It is not every day that the Court of Justice beats up the Court of First Instance (as it was known) for violating the human rights of the parties. But that is just what it did in its judgment in Case C-89/08 P Commission v. Ireland and others.
What happened was this. The Commission adopted a decision partly approving state aid schemes introduced by France, Italy and Ireland and partly declaring them incompatible with the common market and ordering their recovery.

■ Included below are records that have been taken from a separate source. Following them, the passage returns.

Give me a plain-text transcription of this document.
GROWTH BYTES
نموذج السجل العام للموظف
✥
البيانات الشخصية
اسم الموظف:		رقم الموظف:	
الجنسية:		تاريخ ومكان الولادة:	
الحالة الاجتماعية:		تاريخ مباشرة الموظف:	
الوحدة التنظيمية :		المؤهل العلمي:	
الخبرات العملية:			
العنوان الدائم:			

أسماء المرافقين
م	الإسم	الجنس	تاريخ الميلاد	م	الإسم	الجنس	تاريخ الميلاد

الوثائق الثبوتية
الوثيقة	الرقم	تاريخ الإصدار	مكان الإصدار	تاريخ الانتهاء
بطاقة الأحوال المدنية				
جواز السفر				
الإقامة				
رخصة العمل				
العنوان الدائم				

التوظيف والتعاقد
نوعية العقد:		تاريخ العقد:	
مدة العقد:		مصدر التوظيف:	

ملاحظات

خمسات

Ireland, France and Italy then challenged that decision before the Court of First Instance. That Court annulled the decision in its judgment in Joined Cases T- 50/06, T-56/06, T-62/06 and T-69/06 Ireland and others v. Commission (ECR [2007] II-172). The Court of First Instance held that the Commission had failed to give proper reasons for its decision and annulled it on that sole ground.
The problem with that, though, was that none of the applicants had pleaded lack of reasoning as a ground of annulment and the Court of First Instance did not question the parties on that aspect of the case at all during the written or oral phase of the proceedings: It just pulled that ground of annulment out of its hat when handing down the judgment.
And so the Commission appealed.
The Court of Justice upheld the Commission's appeal on that point.
It held that the Court of First Instance could raise the ground of annulment for lack of reasoning of its own motion. It recalled that it has consistently been held that an absence of or inadequate statement of reasons constitutes an infringement of essential procedural requirements for the purposes of Article 263 TFEU and is a plea involving a matter of public policy which may, and even must, be raised by the Community judicature of its own motion (Case C‑166/95 PCommission v Daffix [1997] ECR I‑983, paragraph 24; Case C‑367/95 P Commission v Sytraval and Brink’s France [1998] ECR I‑1719, paragraph 67; Case C‑265/97 P VBA v Florimex and Others [2000] ECR I‑2061, paragraph 114; and Case C‑413/06 P Bertelsmann and Sony Corporation of America v Impala [2008] ECR I‑4951, paragraph 174).
So far so good. But then Court of Justice dealt with whether it was proper for the Court of First Instance to raise the plea of its own motion without hearing the parties on that point at all.
The Court of Justice drew the line at that and held that the Court of First Instance should have heard the parties before deciding the case on that point. It held that the principle that the parties should be heard means, as a rule, that the parties have a right to a process of inspecting and commenting on the evidence and observations submitted to the court (Case C‑450/06 Varec [2008] ECR I‑581, paragraph 47) and, moreover, that that basic principle of law is infringed where a judicial decision is founded on facts and documents which the parties, or one of them, have not had an opportunity to examine and on which they have therefore been unable to comment (Joined Cases 42/59 and 49/59 SNUPAT v High Authority [1961] ECR 53, 84; Case C‑480/99 P Plant and Others v Commission and South Wales Small Mines [2002] ECR I‑265, paragraph 24; and Case C‑199/99 P Corus UK v Commission [2003] ECR I‑11177, paragraph 19). It insisted that a court must itself observe the rule that the parties should be heard, in particular, when it decides a dispute on a ground it has identified of its own motion (see, by analogy, in the sphere of human rights, the judgments of the European Court of Human Rights in Skondrianos v. Greece, nos. 63000/00, 74291/01 and 74292/01, §29 and 30, 18 December 2003; Clinique des Acacias and Others v. France, nos. 65399/01, 65405/01 and 65407/01, §38, 13 October 2005; and Prikyan and Angelova v. Bulgaria, no. 44624/98, §42, 16 February 2006).
In a final rebuke to the Court of First Instance, the Court of Justice recalled that, in the analogous context of Article 6 of the ECHR, it has held that it is precisely in deference to that article and to the very purpose of every individual’s right to adversarial proceedings and to a fair hearing within the meaning of that provision that the Court may of its own motion, on a proposal from the Advocate General or at the request of the parties, order that the oral procedure be reopened, in accordance with Article 61 of its Rules of Procedure, if it considers that it lacks sufficient information, or that the case must be dealt with on the basis of an argument which has not been debated between the parties (Order of 4 February 2000 in Case C‑17/98 Emesa Sugar [2000] ECR I‑665, paragraphs 8, 9 and 18, and Joined Cases C‑270/97 and C‑271/97 Deutsche Post [2000] ECR I‑929, paragraph 30).
Sounds like a really complicated case. When jurisdictions overlap like that, it's likely to get really messy.